Ma perché raccontare queste storie simbolo di un’Italia straordinaria ed eccellente? Per fare pubblicità a queste persone? No, di certo non ne hanno bisogno. Le ho raccontate per dire semplicemente che è all’ombra del sottobosco che si genera la vita nuova e nel silenzio cresce, giorno dopo giorno, sotto la trama e l’ordito frondosi di un labirinto oscuro di cui abbiamo smarrito l’uscita.
Le ho raccontate per promuovere la speranza e per scuotere dal torpore tutti quei sognatori seriali il cui esilio da sé stessi li ha fatti veramente addormentare. Per realizzare i propri sogni, anche se “in pigiama” o con uno stabilimento chiuso dai sigilli, bisogna essere svegli e con i piedi ben piantati nella realtà.
È cosi che nel sottobosco di una foresta oscura fatta di lungaggini amministrative, disoccupazione cronica, instabilità politica, calamità naturali e vergogne nazionali, sovranismi di bassa lega e populismi rabbiosi e di facciata… c’è un popolo, un meraviglioso “popolo di formiche” direbbe Tommaso Fiore, un popolo silenzioso e invisibile, un popolo di persone per bene che notte e giorno, pioggia o sole, lavora per portare nutrimento.
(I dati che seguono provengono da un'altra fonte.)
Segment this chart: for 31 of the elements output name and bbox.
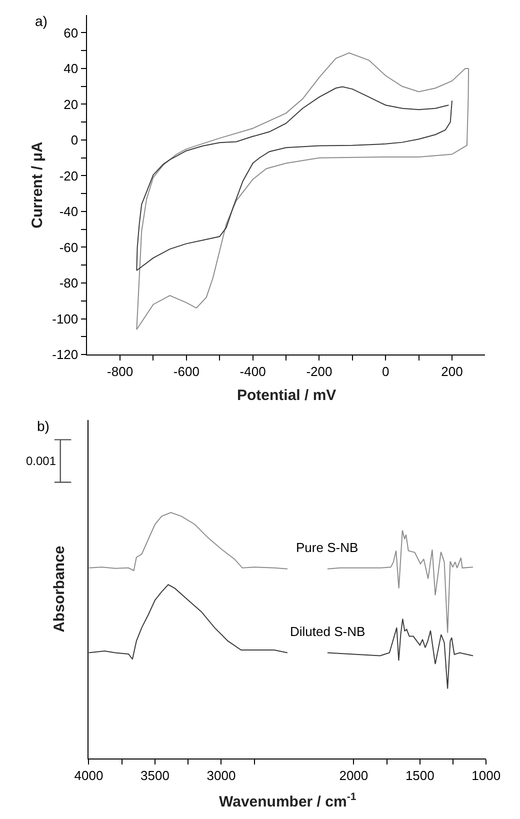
x-axis-title: Potential / mV xyxy=(237,387,336,404)
x-tick-label: 4000 xyxy=(74,768,104,784)
x-tick-label: 3000 xyxy=(206,768,236,784)
y-axis-title: Current / μA xyxy=(28,141,46,228)
y-tick-label: -40 xyxy=(59,204,78,220)
y-tick-label: -120 xyxy=(52,347,78,362)
y-tick-label: 40 xyxy=(64,61,78,76)
x-tick-label: -800 xyxy=(107,364,134,380)
x-tick-label: 0 xyxy=(382,364,390,380)
x-tick-label: 1500 xyxy=(405,768,434,784)
x-tick-label: 200 xyxy=(441,364,463,380)
text: 0.001 xyxy=(26,454,56,468)
y-tick-label: -100 xyxy=(52,311,78,326)
y-tick-label: -60 xyxy=(59,240,78,255)
y-tick-label: -80 xyxy=(59,276,78,291)
x-tick-label: 1000 xyxy=(472,768,501,784)
y-tick-label: 0 xyxy=(70,132,78,148)
y-tick-label: 20 xyxy=(64,96,78,112)
series-label: Pure S-NB xyxy=(296,540,358,555)
x-tick-label: 2000 xyxy=(339,768,368,784)
x-tick-label: -400 xyxy=(240,364,266,380)
x-axis-title: Wavenumber / cm$^{-1}$ xyxy=(219,791,356,810)
x-tick-label: -600 xyxy=(173,364,200,380)
x-tick-label: -200 xyxy=(306,364,332,380)
y-tick-label: -20 xyxy=(59,168,78,184)
chart-title: a) xyxy=(35,13,48,29)
x-tick-label: 3500 xyxy=(140,768,170,784)
chart-title: b) xyxy=(37,418,50,434)
y-tick-label: 60 xyxy=(64,25,78,40)
series-label: Diluted S-NB xyxy=(290,624,366,639)
y-axis-title: Absorbance xyxy=(51,546,68,632)
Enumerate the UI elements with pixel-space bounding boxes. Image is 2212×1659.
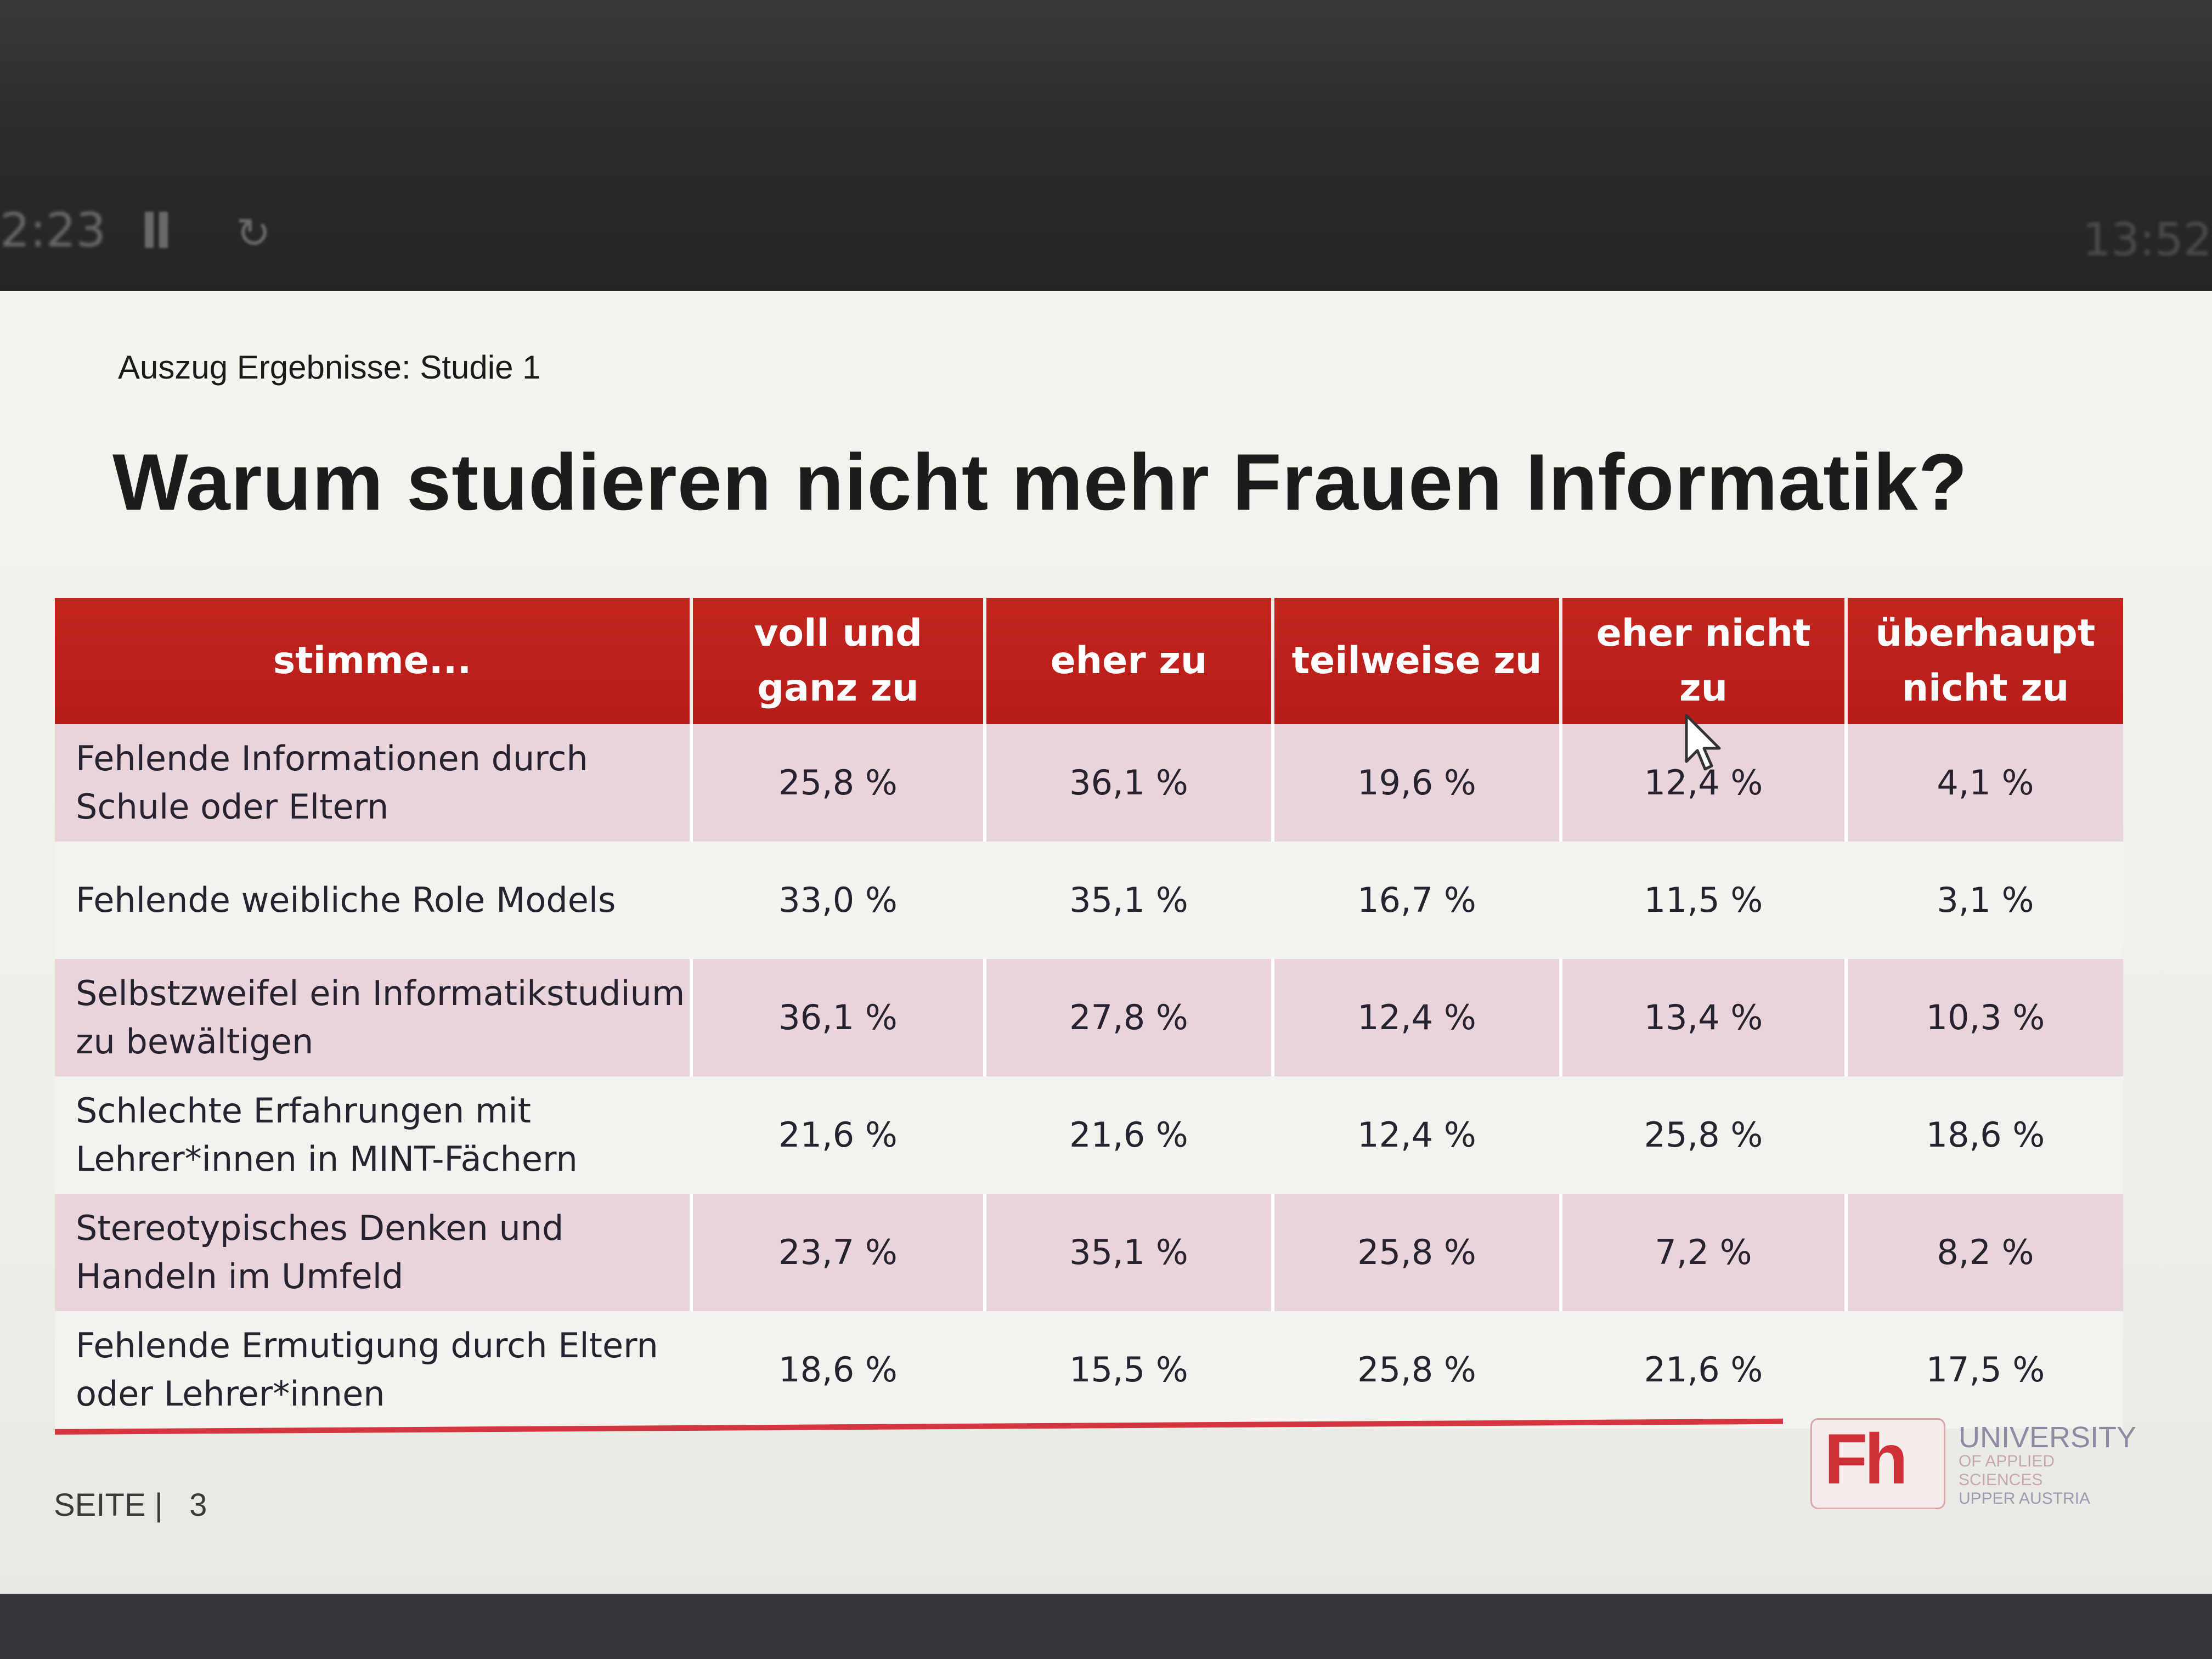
table-cell: 25,8 % [1561, 1076, 1848, 1194]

C’è un’Italia interiore che conosce il valore della propria bellezza e la forza della propria unicità. C’è un’Italia consapevole della propria ricchezza e della propria storia che sa “distinguersi nella relazione”, senza isolare e senza isolarsi. C’è un Italia che sa condividere senza mai confondersi.
È questa l’unica “sovranità” che ci piace immaginare e proporre contro la “rabbiosità” e la paura nascoste dietro ad ogni “ismo” che divide e che contiene solo parti distruttive.
Essere sovrani non significa costruire muri o sbarrare le frontiere ma assumersi, con umiltà e nel rispetto della relazione, il valore della propria identità, della propria creatività e della propria differenza.
Uno Stato è davvero “sovrano” non quando si erge al di sopra degli altri per vedersi meglio ma quando con il suo bagaglio di Storia sa incontrare il mondo e quando in quel suo bagaglio lascia sempre un posto libero per accogliere una parte del mondo che verrà. C’è un’Italia Sovrana che sa assumersi tutto questo. C’è un’Italia Sovrana pronta ad incontrare l’umanità.